Reynolds recounted an incredible incident recently in which she said a vulture turned the handle of a screen door to seek shelter inside. “A lot of birds figure out pretty quickly that you’re trying to help them,” she said.
And humans have a big chance to help promote the well-being of these birds through the Indiana Raptor Center’s Raptor Rendezvous on Sunday, Nov. 3 at the Abe Martin Lodge in Brown County State Park. The rendezvous will include a live bird program and other events.
“It’s really important because it provides a lot of the funding that gets us through winter,” Reynolds said of the Rendezvous, which typically attracts about 100 or more people each year. That funding helps pay the costs of veterinary bills and food for the raptors and supports the ongoing expenses at the center.
Reynolds said the grim fact is 70% of raptors don’t survive their first year, and many young are found starving between now and February because they haven’t mastered the skills to hunt.

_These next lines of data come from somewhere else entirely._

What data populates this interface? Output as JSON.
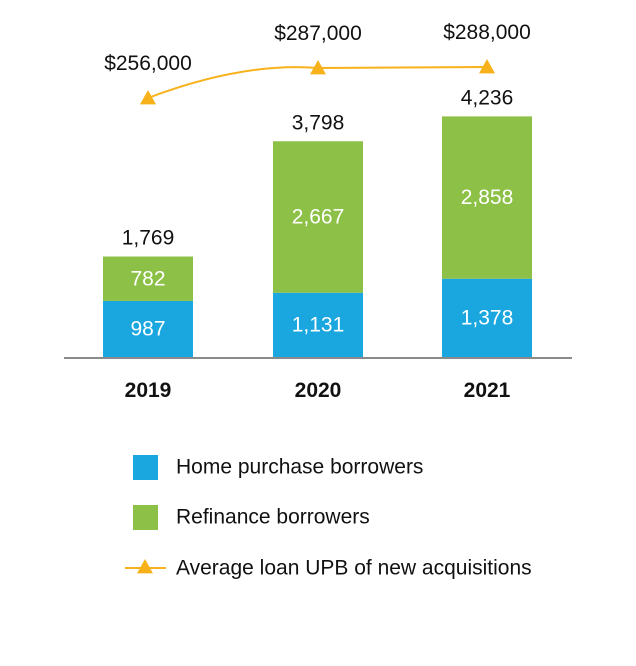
{
  "chart_data": {
    "type": "bar",
    "stacked": true,
    "categories": [
      "2019",
      "2020",
      "2021"
    ],
    "series": [
      {
        "name": "Home purchase borrowers",
        "values": [
          987,
          1131,
          1378
        ],
        "labels": [
          "987",
          "1,131",
          "1,378"
        ],
        "color": "#1aa7df"
      },
      {
        "name": "Refinance borrowers",
        "values": [
          782,
          2667,
          2858
        ],
        "labels": [
          "782",
          "2,667",
          "2,858"
        ],
        "color": "#8cc046"
      }
    ],
    "totals": {
      "values": [
        1769,
        3798,
        4236
      ],
      "labels": [
        "1,769",
        "3,798",
        "4,236"
      ]
    },
    "line_series": {
      "name": "Average loan UPB of new acquisitions",
      "values": [
        256000,
        287000,
        288000
      ],
      "labels": [
        "$256,000",
        "$287,000",
        "$288,000"
      ],
      "color": "#f7b21b",
      "marker": "triangle"
    },
    "legend": {
      "placement": "bottom"
    },
    "grid": false
  }
}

When the center is feeding dozens of birds the meat they need to regain strength to return to the wild, the cost can run to as much as $1,000 every three to four weeks for food alone.
As of last week, she said the center was caring for about 57 birds including red-tailed hawks, eagles, owls, falcons and other birds, including some from other nearby counties that are brought to the center because there was no other place where injured birds could be cared for.
The center in an ordinary year cares for about 150-200 “patients”, as Reynolds calls them, and so far this year there have been 142. They arrive at the center for any number of reasons, from starvation to injury or disease — West Nile virus is sometimes diagnosed — but she said at least a handful of times each year, birds have been shot.
It’s a federal crime to shoot raptors, she said, but “We get anywhere I’d say from three to six birds a year that … we can either prove they’ve been shot because they have shrapnel or a pellet in their body, or a vet can tell by looking at an injury that the bird has been shot.”
It’s hard to catch people who shoot the birds, which Reynolds said are sometimes misunderstood, especially when they might snatch up an easy meal — say, a chicken.
The flip side is, “they’re such a big factor in terms of protecting agriculture in terms of rodent control. People don’t realize how connected these animals are to our lives,” Reynolds said. She noted the loss of one mature bird can take out a whole family, because the raptor may be hunting for food for a nest of chicks.
The need for the center’s work is likely to only increase.
“We do everything we can to keep them wild,” Reynolds said. “It’s a privilege to have some part in that bird’s life … getting it back out where it belongs. That’s the reward.”